6.3. Cross-correlating the LOFAR-EoR data with other data sets
Given the challenges and uncertainties involved in measuring the redshifted 21cm signal from the EoR, it is vital to corroborate this result with other probes of the EoR. Namely, other astrophysical data that probe the EoR signal. The list of such data is long but here we focus on the most promising two such probes: CMB maps and high redshift galaxy catalogs.

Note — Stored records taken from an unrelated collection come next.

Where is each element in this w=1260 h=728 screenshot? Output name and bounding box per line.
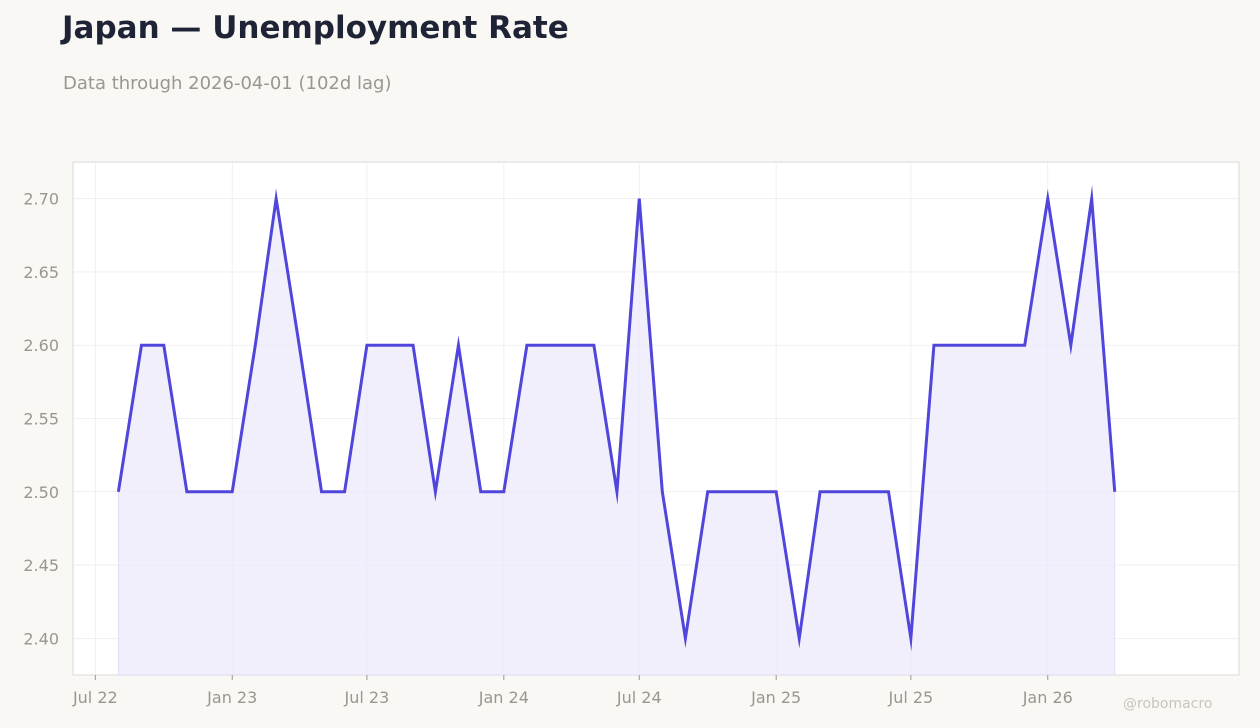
data-point [729,490,732,493]
x-tick-label: Jul 25 [887,688,933,707]
x-tick-label: Jul 23 [344,688,390,707]
chart-subtitle: Data through 2026-04-01 (102d lag) [63,73,392,94]
y-tick-label: 2.65 [23,263,59,282]
data-point [320,490,323,493]
data-point [1113,490,1116,493]
chart-title: Japan — Unemployment Rate [62,10,569,46]
series-line [116,184,1117,652]
data-point [343,490,346,493]
data-point [162,344,165,347]
data-point [955,344,958,347]
data-point [140,344,143,347]
y-tick-label: 2.60 [23,336,59,355]
data-point [1001,344,1004,347]
data-point [932,344,935,347]
series-area [116,184,1117,676]
data-point [661,490,664,493]
data-point [525,344,528,347]
data-point [1090,197,1093,200]
data-point [275,197,278,200]
data-point [1069,344,1072,347]
data-point [365,344,368,347]
data-point [547,344,550,347]
data-point [185,490,188,493]
data-point [842,490,845,493]
x-tick-label: Jan 24 [478,688,529,707]
data-point [208,490,211,493]
data-point [887,490,890,493]
data-point [570,344,573,347]
x-tick-label: Jul 22 [72,688,118,707]
data-point [1023,344,1026,347]
data-point [819,490,822,493]
x-tick-label: Jan 23 [206,688,257,707]
x-tick-label: Jan 26 [1022,688,1073,707]
data-point [798,637,801,640]
data-point [752,490,755,493]
data-point [479,490,482,493]
data-point [388,344,391,347]
data-point [254,344,257,347]
data-point [434,490,437,493]
y-tick-label: 2.55 [23,410,59,429]
data-point [592,344,595,347]
data-point [978,344,981,347]
data-point [298,344,301,347]
data-point [909,637,912,640]
watermark: @robomacro [1123,696,1213,712]
data-point [117,490,120,493]
data-point [412,344,415,347]
data-point [457,344,460,347]
data-point [684,637,687,640]
y-tick-label: 2.45 [23,556,59,575]
data-point [706,490,709,493]
axis-ticks: 2.40 2.45 2.50 2.55 2.60 2.65 2.70 Jul 22 Jan 23… [23,190,1072,707]
data-point [1046,197,1049,200]
x-tick-label: Jul 24 [616,688,662,707]
data-point [638,197,641,200]
data-point [231,490,234,493]
y-tick-label: 2.40 [23,629,59,648]
data-point [864,490,867,493]
y-tick-label: 2.70 [23,190,59,209]
data-point [502,490,505,493]
data-point [775,490,778,493]
data-point [615,490,618,493]
x-tick-label: Jan 25 [750,688,801,707]
y-tick-label: 2.50 [23,483,59,502]
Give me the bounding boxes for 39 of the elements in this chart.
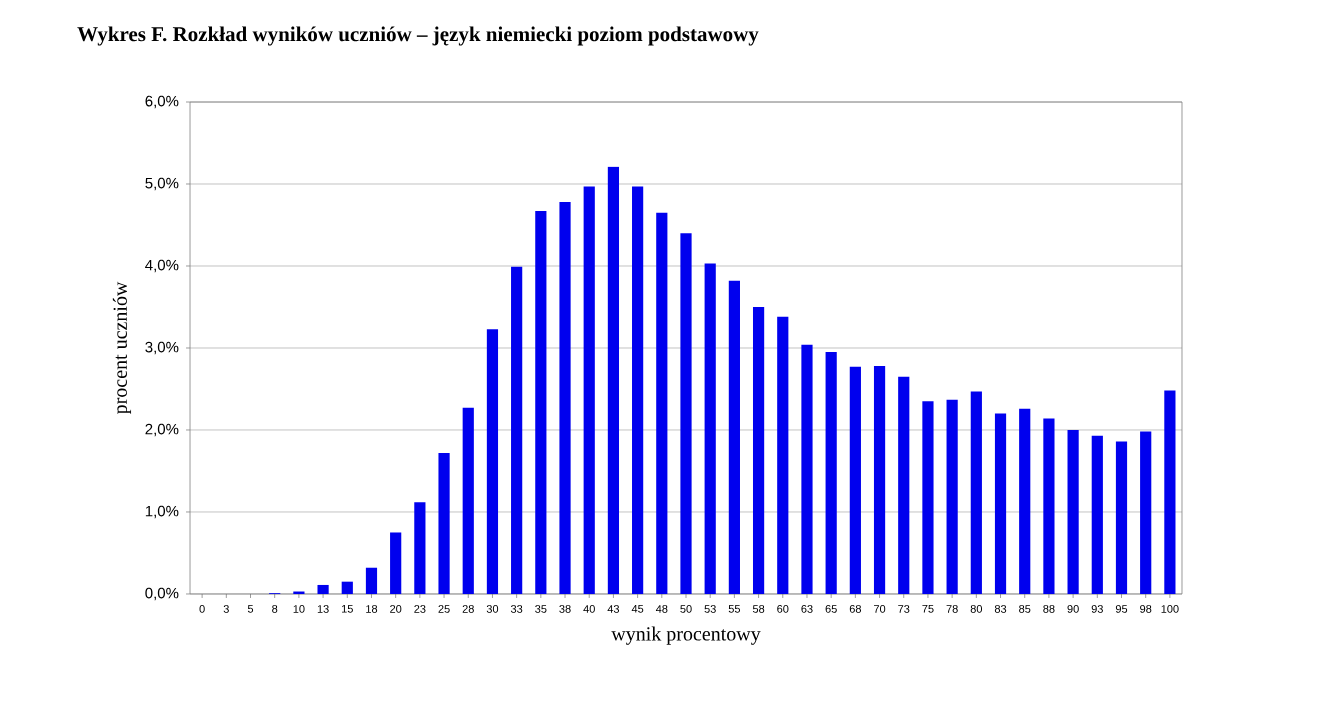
bar [535,211,547,594]
bar [511,266,523,594]
bar [825,352,837,594]
bar [680,233,692,594]
bar [922,401,934,594]
bar [1067,429,1079,594]
bar [1115,441,1128,594]
bar [728,280,740,594]
bar [583,186,595,594]
bar [946,399,958,594]
bar [1043,418,1055,594]
chart-title: Wykres F. Rozkład wyników uczniów – język niemiecki poziom podstawowy [77,26,759,46]
bar [1091,435,1103,594]
bar [873,366,886,594]
bar [341,581,353,594]
bar [414,502,426,594]
bar [559,202,571,594]
bar [801,344,813,594]
bar [777,316,789,594]
bar [970,391,982,594]
bar [656,212,668,594]
bar [365,567,378,594]
bar [462,407,474,594]
bar [607,166,620,594]
x-axis-title: wynik procentowy [611,626,761,645]
bar [317,584,329,594]
bar [632,186,644,594]
bar [704,263,716,594]
bar [898,376,910,594]
bar [486,329,499,594]
y-axis-title: procent uczniów [112,281,132,415]
bar [994,413,1007,594]
bar [1019,408,1031,594]
bar [752,306,765,594]
bar [1140,431,1152,594]
bar [438,452,450,594]
bar [390,532,402,594]
bar [849,366,861,594]
bar [1164,390,1176,594]
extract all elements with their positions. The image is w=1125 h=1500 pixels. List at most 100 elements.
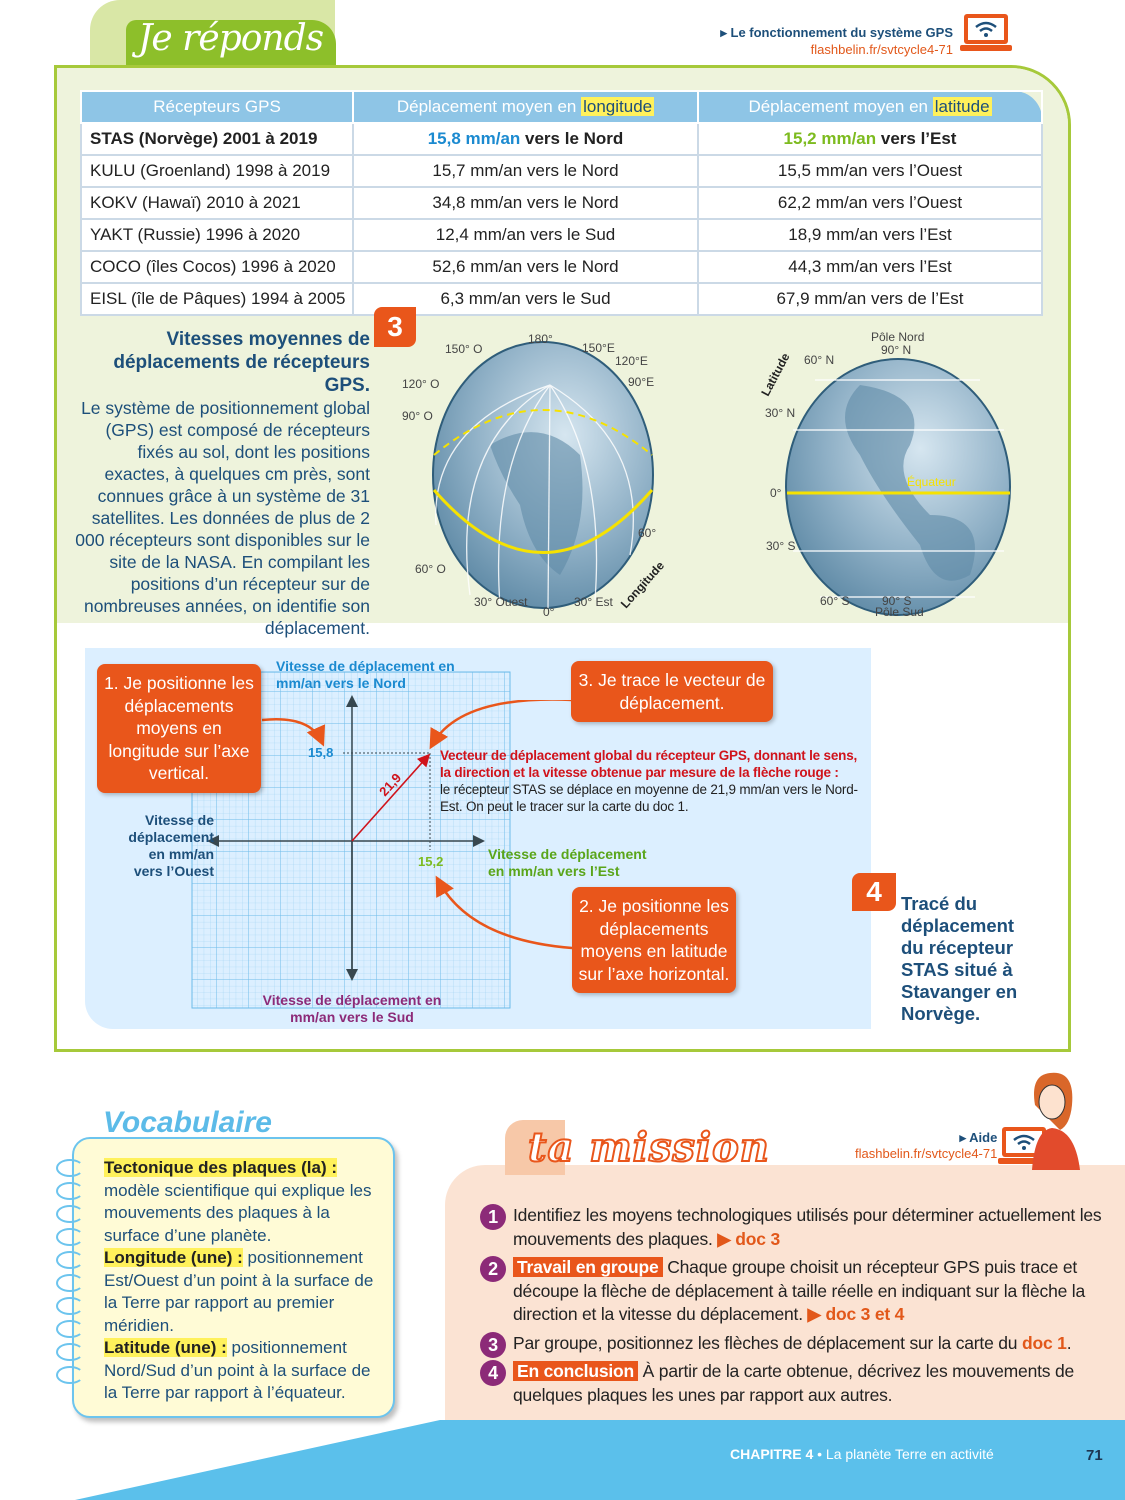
doc4-badge: 4: [852, 873, 896, 911]
cell-receiver: EISL (île de Pâques) 1994 à 2005: [80, 282, 354, 316]
doc3-title: Vitesses moyennes de déplacements de réc…: [113, 329, 370, 396]
label-150o: 150° O: [445, 342, 483, 356]
vocab-entry: Longitude (une) : positionnement Est/Oue…: [104, 1248, 374, 1335]
cell-receiver: KOKV (Hawaï) 2010 à 2021: [80, 186, 354, 220]
cell-latitude: 15,5 mm/an vers l’Ouest: [697, 154, 1043, 188]
label-60o: 60° O: [415, 562, 446, 576]
vocab-entry: Tectonique des plaques (la) : modèle sci…: [104, 1158, 372, 1245]
latitude-globe: [785, 358, 1011, 616]
cell-receiver: KULU (Groenland) 1998 à 2019: [80, 154, 354, 188]
step2-box: 2. Je positionne les déplacements moyens…: [572, 887, 736, 993]
col-header-latitude: Déplacement moyen en latitude: [697, 90, 1043, 124]
curved-arrows: [261, 700, 573, 950]
footer-band: [75, 1420, 1125, 1500]
displacement-vector: [351, 753, 431, 842]
triangle-icon: ▸: [720, 25, 731, 40]
globes-figure: 180° 150° O 150°E 120° O 120°E 90° O 90°…: [402, 330, 1011, 619]
cell-receiver: COCO (îles Cocos) 1996 à 2020: [80, 250, 354, 284]
pole-north: Pôle Nord: [871, 330, 924, 344]
laptop-wifi-icon[interactable]: [960, 12, 1012, 54]
cell-longitude: 15,7 mm/an vers le Nord: [352, 154, 699, 188]
longitude-globe: [432, 341, 654, 609]
table-row: STAS (Norvège) 2001 à 2019 15,8 mm/an ve…: [80, 122, 1043, 156]
doc4-caption: Tracé du déplacement du récepteur STAS s…: [901, 893, 1018, 1024]
label-60: 60°: [638, 526, 656, 540]
doc3-body: Le système de positionnement global (GPS…: [75, 398, 370, 638]
vector-text: le récepteur STAS se déplace en moyenne …: [440, 782, 858, 814]
step3-box: 3. Je trace le vecteur de déplacement.: [571, 661, 773, 722]
col-header-longitude: Déplacement moyen en longitude: [352, 90, 699, 124]
table-header: Récepteurs GPS Déplacement moyen en long…: [80, 90, 1043, 124]
label-60n: 60° N: [804, 353, 834, 367]
label-150e: 150°E: [582, 341, 615, 355]
pole-south: Pôle Sud: [875, 605, 924, 619]
title-pill: [126, 20, 336, 66]
cell-latitude: 62,2 mm/an vers l’Ouest: [697, 186, 1043, 220]
axis-north-label: Vitesse de déplacement en mm/an vers le …: [276, 658, 455, 691]
step1-box: 1. Je positionne les déplacements moyens…: [97, 664, 261, 793]
doc3-caption: Vitesses moyennes de déplacements de réc…: [70, 328, 370, 639]
table-row: KULU (Groenland) 1998 à 2019 15,7 mm/an v…: [80, 154, 1043, 188]
cell-receiver: YAKT (Russie) 1996 à 2020: [80, 218, 354, 252]
cell-latitude: 44,3 mm/an vers l’Est: [697, 250, 1043, 284]
vocab-entry: Latitude (une) : positionnement Nord/Sud…: [104, 1338, 371, 1402]
mission-task-2: 2 Travail en groupe Chaque groupe choisit…: [480, 1256, 1120, 1327]
east-value: 15,2: [418, 854, 443, 869]
page-number: 71: [1086, 1447, 1103, 1464]
page-title: Je réponds: [138, 18, 324, 59]
cell-receiver: STAS (Norvège) 2001 à 2019: [80, 122, 354, 156]
mission-tasks: 1 Identifiez les moyens technologiques ut…: [480, 1204, 1120, 1407]
cell-latitude: 15,2 mm/an vers l’Est: [697, 122, 1043, 156]
label-30e: 30° Est: [574, 595, 613, 609]
col-header-receiver: Récepteurs GPS: [80, 90, 354, 124]
mission-task-1: 1 Identifiez les moyens technologiques ut…: [480, 1204, 1120, 1251]
gps-link[interactable]: ▸ Le fonctionnement du système GPS flash…: [720, 24, 953, 58]
axis-west-label: Vitesse de déplacement en mm/an vers l’O…: [128, 812, 214, 879]
footer-chapter: CHAPITRE 4 • La planète Terre en activit…: [730, 1446, 994, 1462]
doc3-badge: 3: [374, 307, 416, 347]
mission-title: ta mission: [527, 1123, 770, 1172]
cell-longitude: 52,6 mm/an vers le Nord: [352, 250, 699, 284]
label-60s: 60° S: [820, 594, 849, 608]
table-row: KOKV (Hawaï) 2010 à 2021 34,8 mm/an vers …: [80, 186, 1043, 220]
axis-south-label: Vitesse de déplacement en mm/an vers le …: [262, 992, 442, 1025]
link-url[interactable]: flashbelin.fr/svtcycle4-71: [810, 42, 953, 57]
cell-longitude: 12,4 mm/an vers le Sud: [352, 218, 699, 252]
link-label: Le fonctionnement du système GPS: [730, 25, 954, 40]
label-120e: 120°E: [615, 354, 648, 368]
cell-longitude: 34,8 mm/an vers le Nord: [352, 186, 699, 220]
vocab-box: Tectonique des plaques (la) : modèle sci…: [56, 1137, 395, 1418]
label-30n: 30° N: [765, 406, 795, 420]
aide-link[interactable]: ▸ Aide flashbelin.fr/svtcycle4-71: [855, 1130, 998, 1161]
north-90: 90° N: [881, 343, 911, 357]
label-30s: 30° S: [766, 539, 795, 553]
mission-box: [445, 1165, 1125, 1430]
vector-title: Vecteur de déplacement global du récepte…: [440, 748, 858, 780]
axis-east-label: Vitesse de déplacement en mm/an vers l’E…: [488, 846, 647, 879]
south-90: 90° S: [882, 594, 911, 608]
equator-label: Équateur: [907, 474, 956, 489]
label-0: 0°: [543, 605, 555, 619]
table-row: YAKT (Russie) 1996 à 2020 12,4 mm/an vers…: [80, 218, 1043, 252]
table-row: COCO (îles Cocos) 1996 à 2020 52,6 mm/an …: [80, 250, 1043, 284]
cell-longitude: 15,8 mm/an vers le Nord: [352, 122, 699, 156]
label-90o: 90° O: [402, 409, 433, 423]
cell-latitude: 18,9 mm/an vers l’Est: [697, 218, 1043, 252]
table-row: EISL (île de Pâques) 1994 à 2005 6,3 mm/a…: [80, 282, 1043, 316]
label-90e: 90°E: [628, 375, 654, 389]
cell-latitude: 67,9 mm/an vers de l’Est: [697, 282, 1043, 316]
student-illustration: [1032, 1072, 1080, 1170]
label-0-lat: 0°: [770, 486, 782, 500]
mission-task-3: 3 Par groupe, positionnez les flèches de …: [480, 1331, 1120, 1358]
mission-tab: [505, 1120, 565, 1175]
label-30w: 30° Ouest: [474, 595, 528, 609]
label-120o: 120° O: [402, 377, 440, 391]
label-180: 180°: [528, 332, 553, 346]
cell-longitude: 6,3 mm/an vers le Sud: [352, 282, 699, 316]
mission-task-4: 4 En conclusion À partir de la carte obte…: [480, 1360, 1120, 1407]
gps-table: Récepteurs GPS Déplacement moyen en long…: [80, 90, 1043, 316]
longitude-arrow-label: Longitude: [618, 558, 667, 611]
latitude-arrow-label: Latitude: [758, 350, 792, 398]
north-value: 15,8: [308, 745, 333, 760]
vector-explanation: Vecteur de déplacement global du récepte…: [440, 747, 868, 815]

The CMB photons are scattered by the free electrons released during the reionization process. This scattering produces anti-correlation between the CMB signal and the EoR through a number of physical processes. This has been studied in recent years by a number of groups [7, 3, 47, 95, 93, 174, 197, 198, 199]. Figure 26 shows a slice through reionization history of the 21cm signal (top panel) and the so called kinematic Sunyaev-Zeldovich effect which reflects the effect of reionization on the CMB photons (bottom panel) as time evolves [148, 195, 193, 194]. Notice the clear anti-correlation between the two maps. However, whereas the 21cm data store the redshift information in them the actual CMB data do not, instead they are sensitive to an integral of the map in the bottom panel over time (redshift). In both cases many instrumental, foreground and background effects might hamper the anti-correlation analysis.
Figure 26. A slice through a simulated reionization history of the the cosmological 21cm signal (top panel) and the so called kinematic Sunyaev-Zeldovich effect which reflects the effect of reionization on the CMB photons (bottom panel) as time evolves [148, 195, 193, 194]. The expected anti-correlation between the two phenomena is patently clear. Unfortunately however, the CMB data stores no redshift (time) information and the actual map that one gets is the integral of the lower panel over redshift (time), which will make the anti-correlation more challenging to detect. This Figure is taken from .
Of special interest here are the CMB data expected to be collected by the Planck satellite, which will have a resolution comparable to the LOFAR core and, since it is an all-sky survey, will probe the same regions as the LOFAR-EoR project.
The other interesting data will come from high z galaxies and quasars. These objects harbor the sources of ionization and are located at the center of the ionization bubbles. Hence, they are expected to anti-correlate with the EoR signal. Currently, a large amount of effort is being put into gathering possible galaxy candidates at high redshifts, e.g., Lyman- emitters and Z, Y and J-bands drop outs, etc. Recent studies have shown that the anti-correlation signal will be detectable provided the number of galaxies in the regions with EoR observations is significant (e.g. see ).